Israel will not start cutting fuel supplies to the Gaza Strip until later this week at the earliest, officials said, delaying an earlier threat to begin from Sunday. According to the AFP, a senior government official said any cuts would still need to be approved by the government and would not begin for another few days.
"The cuts will probably start later this week and still require the green light from the government" the official told AFP. Israel's defence ministry had earlier threatened to start cutting supplies from Sunday in retaliation for rocket fire from Gaza Strip, but an official responsible for the Palestinian territories said he had not yet received orders to proceed. "When we receive orders from the political leadership we will apply them but so far that's not the case," Shlomo Dror, top Israeli coordinator for the Palestinian territories, told AFP.
The Israeli military says that since the Islamist Hamas movement seized control of the Gaza Strip in mid-June, some 1,000 rockets and mortar rounds have been fired at Israel, wounding dozens of people.

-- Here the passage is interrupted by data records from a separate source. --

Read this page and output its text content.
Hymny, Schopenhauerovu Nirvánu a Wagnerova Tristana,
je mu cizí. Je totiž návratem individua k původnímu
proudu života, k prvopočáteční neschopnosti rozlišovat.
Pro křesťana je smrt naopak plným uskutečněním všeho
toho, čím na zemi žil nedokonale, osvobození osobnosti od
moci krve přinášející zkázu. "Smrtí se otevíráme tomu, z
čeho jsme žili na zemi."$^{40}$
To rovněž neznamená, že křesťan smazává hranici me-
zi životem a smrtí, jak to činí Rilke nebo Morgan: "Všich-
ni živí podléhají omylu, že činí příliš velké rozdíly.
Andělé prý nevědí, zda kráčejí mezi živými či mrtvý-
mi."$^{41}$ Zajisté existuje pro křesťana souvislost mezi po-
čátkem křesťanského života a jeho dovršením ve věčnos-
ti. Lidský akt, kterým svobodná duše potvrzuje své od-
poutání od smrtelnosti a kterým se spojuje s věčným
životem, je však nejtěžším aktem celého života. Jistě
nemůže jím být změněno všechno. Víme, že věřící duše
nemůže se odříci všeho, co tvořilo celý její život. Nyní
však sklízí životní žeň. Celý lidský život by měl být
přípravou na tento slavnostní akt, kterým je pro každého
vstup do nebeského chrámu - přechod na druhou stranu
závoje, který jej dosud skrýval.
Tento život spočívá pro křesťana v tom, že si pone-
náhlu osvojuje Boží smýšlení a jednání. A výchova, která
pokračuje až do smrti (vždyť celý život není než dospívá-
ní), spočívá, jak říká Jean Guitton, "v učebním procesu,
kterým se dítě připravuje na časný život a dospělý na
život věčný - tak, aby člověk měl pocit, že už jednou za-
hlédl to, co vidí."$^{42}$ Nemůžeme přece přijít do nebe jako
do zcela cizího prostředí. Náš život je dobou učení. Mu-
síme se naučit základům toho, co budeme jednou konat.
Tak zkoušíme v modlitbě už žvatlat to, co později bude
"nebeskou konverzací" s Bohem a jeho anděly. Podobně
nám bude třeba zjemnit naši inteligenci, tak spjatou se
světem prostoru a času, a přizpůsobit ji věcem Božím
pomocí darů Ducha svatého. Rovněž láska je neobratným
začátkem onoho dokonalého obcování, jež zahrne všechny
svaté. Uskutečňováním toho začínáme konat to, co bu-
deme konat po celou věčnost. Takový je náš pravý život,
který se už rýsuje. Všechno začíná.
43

On Sunday, Hamas said that any cuts in the supply of fuel and electricity would constitute a "war crime" against residents of the Gaza Strip. Any cuts would "represent a war crime and a direct violation of international law," Hamas spokesman Sami Abu Zuhri told AFP. "These sanctions are collective punishment against the Palestinian people in the Gaza Strip and without a doubt will lead to a further deterioration of our situation," he said.
"But in the end Hamas and the Palestinian people will not acquiesce in our positions," he added.